In einem Mietshaus informierte ein Mieter seinen Vermieter über üble Gerüche und Ungeziefer, die aus einer Wohnung eines anderen Mieters im Haus kämen. Der Vermieter inspizierte die Lage vor Ort. In der Tat machte die Wohnung des benannten Mieters einen verwahrlosten Eindruck. Ob es auch eine Geruchsbelästigung gab oder gar Ungeziefer im Hausflur gab, blieb später vor Gericht ungeklärt.
Der Vermieter verlangte vom ertappten Mieter, dass er seine Wohnung entrümpele und gründlich reinige. Dieser Aufforderung kam der Mieter nach und wollte im Gegenzug erfahren, welcher der anderen Mieter ihn angeschwärzt habe.

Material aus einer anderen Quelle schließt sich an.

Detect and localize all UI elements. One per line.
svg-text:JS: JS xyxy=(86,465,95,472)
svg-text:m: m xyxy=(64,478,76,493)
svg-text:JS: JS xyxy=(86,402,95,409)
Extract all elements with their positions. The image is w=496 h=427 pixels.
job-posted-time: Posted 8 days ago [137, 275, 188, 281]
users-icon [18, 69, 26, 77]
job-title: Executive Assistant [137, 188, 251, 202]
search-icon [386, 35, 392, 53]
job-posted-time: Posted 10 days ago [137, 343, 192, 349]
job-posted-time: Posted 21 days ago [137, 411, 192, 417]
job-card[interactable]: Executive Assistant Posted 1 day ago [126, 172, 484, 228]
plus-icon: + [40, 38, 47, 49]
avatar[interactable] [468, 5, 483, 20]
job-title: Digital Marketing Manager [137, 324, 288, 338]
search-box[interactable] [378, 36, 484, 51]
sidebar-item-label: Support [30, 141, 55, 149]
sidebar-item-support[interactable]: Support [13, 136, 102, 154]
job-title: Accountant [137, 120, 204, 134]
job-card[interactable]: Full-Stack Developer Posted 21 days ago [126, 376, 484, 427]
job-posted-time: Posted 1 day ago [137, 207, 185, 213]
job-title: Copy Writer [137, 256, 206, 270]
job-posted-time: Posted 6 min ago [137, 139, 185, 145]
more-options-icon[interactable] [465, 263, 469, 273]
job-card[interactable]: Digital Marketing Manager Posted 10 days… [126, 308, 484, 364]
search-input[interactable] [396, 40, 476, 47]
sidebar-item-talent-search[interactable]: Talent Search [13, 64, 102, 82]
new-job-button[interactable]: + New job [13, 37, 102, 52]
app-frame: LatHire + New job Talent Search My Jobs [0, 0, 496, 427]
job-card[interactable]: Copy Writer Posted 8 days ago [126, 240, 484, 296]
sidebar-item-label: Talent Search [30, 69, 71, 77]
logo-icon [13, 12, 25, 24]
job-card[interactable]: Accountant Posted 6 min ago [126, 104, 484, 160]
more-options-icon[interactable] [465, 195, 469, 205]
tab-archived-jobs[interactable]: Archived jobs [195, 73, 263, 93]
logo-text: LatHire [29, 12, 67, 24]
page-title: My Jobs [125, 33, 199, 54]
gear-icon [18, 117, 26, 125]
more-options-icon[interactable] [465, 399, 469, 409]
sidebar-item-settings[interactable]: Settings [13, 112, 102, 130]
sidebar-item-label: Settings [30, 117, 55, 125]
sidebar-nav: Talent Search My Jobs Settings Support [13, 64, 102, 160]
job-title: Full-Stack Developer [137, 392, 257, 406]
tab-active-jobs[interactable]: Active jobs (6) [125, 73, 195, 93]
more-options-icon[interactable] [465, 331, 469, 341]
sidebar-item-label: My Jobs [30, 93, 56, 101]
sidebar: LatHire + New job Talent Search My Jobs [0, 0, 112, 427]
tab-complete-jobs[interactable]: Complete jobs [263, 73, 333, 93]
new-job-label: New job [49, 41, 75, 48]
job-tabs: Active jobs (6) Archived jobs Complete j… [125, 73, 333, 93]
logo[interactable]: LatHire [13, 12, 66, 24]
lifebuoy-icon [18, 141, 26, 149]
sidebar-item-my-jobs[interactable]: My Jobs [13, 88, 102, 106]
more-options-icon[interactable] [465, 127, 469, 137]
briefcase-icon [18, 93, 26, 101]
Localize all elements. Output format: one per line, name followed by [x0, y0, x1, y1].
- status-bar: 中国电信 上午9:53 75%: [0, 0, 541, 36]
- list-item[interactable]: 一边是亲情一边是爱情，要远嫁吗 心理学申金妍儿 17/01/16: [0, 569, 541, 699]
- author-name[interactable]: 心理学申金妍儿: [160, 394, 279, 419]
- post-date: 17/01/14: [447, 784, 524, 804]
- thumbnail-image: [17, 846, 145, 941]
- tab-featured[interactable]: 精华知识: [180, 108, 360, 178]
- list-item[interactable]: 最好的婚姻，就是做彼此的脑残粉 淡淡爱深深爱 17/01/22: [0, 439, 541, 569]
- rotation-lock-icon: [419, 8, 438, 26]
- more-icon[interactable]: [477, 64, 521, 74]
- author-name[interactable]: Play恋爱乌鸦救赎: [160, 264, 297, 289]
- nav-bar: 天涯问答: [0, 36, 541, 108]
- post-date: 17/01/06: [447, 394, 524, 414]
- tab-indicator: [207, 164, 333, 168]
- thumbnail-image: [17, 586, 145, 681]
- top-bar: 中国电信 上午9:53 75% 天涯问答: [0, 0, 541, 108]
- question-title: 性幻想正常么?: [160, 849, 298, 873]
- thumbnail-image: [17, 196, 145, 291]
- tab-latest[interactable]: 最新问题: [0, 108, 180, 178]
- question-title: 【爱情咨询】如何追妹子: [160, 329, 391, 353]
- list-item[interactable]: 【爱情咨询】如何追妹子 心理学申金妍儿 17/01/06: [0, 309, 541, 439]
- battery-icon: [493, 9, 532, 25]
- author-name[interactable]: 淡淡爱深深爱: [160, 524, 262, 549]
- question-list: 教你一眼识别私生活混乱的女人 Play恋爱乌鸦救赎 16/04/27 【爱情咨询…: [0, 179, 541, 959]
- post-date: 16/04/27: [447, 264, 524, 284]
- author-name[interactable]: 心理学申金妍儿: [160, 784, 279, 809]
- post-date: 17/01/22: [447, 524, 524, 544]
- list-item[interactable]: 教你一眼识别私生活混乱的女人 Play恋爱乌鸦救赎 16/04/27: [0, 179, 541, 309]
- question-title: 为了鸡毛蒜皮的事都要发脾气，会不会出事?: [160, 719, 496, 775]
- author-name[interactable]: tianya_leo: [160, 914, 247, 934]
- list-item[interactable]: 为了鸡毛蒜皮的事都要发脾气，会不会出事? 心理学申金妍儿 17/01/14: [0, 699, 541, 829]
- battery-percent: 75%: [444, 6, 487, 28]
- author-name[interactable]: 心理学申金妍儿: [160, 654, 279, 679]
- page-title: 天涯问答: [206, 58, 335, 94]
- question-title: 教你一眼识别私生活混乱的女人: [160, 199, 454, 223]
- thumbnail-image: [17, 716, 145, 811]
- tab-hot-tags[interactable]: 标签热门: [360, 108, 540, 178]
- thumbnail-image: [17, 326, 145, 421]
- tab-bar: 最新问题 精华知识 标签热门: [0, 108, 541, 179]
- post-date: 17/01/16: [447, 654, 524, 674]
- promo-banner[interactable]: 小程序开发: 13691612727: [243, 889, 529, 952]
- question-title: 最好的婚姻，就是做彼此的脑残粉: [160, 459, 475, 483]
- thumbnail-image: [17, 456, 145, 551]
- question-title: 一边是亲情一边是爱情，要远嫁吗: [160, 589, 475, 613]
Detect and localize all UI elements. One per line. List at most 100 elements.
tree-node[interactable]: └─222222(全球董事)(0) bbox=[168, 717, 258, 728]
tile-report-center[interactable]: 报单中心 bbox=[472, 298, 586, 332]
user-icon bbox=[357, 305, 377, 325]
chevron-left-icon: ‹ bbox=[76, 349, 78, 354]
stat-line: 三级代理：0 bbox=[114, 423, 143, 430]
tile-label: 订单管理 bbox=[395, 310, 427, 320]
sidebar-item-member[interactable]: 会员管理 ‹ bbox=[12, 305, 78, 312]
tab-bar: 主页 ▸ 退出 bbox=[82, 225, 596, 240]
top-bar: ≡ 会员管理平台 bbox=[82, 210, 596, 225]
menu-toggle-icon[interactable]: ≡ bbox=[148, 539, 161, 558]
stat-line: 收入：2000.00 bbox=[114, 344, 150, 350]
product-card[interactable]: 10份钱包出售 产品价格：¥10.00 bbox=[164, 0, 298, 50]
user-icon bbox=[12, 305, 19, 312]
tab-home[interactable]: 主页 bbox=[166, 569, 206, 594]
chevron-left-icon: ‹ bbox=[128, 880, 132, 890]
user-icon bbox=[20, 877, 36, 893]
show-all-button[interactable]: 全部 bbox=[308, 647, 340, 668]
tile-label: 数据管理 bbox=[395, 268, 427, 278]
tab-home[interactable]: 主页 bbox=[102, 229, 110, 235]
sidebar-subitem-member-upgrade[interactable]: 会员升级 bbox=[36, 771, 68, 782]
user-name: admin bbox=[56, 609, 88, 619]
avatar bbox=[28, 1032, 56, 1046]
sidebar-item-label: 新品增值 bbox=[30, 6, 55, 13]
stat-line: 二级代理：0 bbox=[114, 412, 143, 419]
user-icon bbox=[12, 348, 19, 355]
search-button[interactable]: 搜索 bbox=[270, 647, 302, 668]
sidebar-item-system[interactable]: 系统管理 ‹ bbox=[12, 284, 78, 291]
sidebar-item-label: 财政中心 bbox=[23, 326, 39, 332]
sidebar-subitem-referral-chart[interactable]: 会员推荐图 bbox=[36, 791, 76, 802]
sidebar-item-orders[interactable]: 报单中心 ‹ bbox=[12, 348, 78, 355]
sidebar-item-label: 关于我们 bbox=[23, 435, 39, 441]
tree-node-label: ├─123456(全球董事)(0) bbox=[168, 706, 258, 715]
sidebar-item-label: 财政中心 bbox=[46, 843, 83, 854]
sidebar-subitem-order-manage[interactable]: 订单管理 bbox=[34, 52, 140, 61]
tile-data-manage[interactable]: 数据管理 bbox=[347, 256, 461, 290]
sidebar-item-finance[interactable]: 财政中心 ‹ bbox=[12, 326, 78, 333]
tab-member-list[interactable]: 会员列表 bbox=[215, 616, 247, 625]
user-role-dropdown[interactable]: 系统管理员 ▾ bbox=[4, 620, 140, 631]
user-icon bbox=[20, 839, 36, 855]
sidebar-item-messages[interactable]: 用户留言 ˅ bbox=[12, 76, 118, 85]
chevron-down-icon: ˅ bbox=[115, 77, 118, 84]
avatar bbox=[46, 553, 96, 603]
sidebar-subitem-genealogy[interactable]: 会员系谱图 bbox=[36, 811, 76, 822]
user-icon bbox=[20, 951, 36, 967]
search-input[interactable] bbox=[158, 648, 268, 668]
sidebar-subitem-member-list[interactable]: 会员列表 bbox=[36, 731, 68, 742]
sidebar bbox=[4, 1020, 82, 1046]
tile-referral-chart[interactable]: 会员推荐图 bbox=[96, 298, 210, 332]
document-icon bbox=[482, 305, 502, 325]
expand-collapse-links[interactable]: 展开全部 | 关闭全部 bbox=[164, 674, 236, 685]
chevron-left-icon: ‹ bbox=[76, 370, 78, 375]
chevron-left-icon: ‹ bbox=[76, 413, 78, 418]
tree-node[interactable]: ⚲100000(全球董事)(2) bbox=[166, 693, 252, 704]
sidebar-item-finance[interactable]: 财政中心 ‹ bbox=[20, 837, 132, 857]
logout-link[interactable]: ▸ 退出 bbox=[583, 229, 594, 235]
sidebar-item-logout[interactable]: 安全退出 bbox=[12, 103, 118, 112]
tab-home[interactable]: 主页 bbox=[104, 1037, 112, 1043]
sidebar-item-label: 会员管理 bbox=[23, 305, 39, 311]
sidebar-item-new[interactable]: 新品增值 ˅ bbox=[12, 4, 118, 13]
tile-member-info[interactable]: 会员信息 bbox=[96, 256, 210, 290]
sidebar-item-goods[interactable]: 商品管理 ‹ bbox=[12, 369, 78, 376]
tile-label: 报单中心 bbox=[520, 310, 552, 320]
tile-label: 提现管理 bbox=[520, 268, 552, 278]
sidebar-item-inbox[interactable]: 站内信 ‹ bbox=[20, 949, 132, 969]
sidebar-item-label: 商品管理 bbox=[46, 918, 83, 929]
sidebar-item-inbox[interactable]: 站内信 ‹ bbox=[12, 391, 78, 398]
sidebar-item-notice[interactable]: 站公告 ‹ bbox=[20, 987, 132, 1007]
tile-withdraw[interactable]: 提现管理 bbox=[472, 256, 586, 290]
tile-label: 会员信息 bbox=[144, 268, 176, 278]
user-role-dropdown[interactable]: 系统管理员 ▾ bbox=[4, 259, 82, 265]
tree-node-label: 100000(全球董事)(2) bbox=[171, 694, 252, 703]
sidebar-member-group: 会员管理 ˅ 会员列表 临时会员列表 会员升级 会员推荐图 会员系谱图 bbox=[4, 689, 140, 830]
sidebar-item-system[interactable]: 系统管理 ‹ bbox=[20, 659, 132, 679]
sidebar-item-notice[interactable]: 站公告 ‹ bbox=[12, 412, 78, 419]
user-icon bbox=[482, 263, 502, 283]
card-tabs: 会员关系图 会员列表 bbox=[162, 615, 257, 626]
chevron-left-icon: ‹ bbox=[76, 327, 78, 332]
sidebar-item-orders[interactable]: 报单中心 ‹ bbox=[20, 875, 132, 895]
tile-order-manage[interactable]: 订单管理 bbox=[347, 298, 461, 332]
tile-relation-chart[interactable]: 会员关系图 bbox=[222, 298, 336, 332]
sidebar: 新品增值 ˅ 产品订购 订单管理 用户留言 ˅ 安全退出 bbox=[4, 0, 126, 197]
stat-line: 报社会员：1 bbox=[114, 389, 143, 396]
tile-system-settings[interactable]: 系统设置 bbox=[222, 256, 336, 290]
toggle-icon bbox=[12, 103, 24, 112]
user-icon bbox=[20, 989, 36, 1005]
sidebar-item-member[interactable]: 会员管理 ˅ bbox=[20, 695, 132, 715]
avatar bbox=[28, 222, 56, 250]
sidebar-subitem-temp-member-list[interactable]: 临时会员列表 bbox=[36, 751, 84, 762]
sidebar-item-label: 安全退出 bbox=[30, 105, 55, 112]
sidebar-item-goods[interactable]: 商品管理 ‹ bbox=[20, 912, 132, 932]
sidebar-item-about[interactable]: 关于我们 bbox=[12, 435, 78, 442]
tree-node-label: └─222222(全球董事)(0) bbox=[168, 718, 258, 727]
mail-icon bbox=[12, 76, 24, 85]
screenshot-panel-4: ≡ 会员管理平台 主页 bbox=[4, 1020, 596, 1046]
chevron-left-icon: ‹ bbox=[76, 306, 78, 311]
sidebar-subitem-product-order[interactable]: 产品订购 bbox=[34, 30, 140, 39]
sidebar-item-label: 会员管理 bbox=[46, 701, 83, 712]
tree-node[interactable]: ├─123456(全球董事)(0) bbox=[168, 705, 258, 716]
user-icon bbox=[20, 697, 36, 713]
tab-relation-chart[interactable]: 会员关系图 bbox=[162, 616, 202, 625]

Der Vermieter sah sich aus Datenschutzgründen nicht in der Lage, diese Auskunft zu erteilen. Zudem wollte er nicht riskieren, dass ihm künftig entsprechende Hinweise von anderen Mietern vorenthalten werden, wenn er Namen weitergeben würde. Daraufhin zog der verärgerte Mieter vor Gericht. Doch sowohl das Landgericht in der 1. Instanz als auch das Oberlandesgericht in der Berufungsinstanz wiesen die Klage ab.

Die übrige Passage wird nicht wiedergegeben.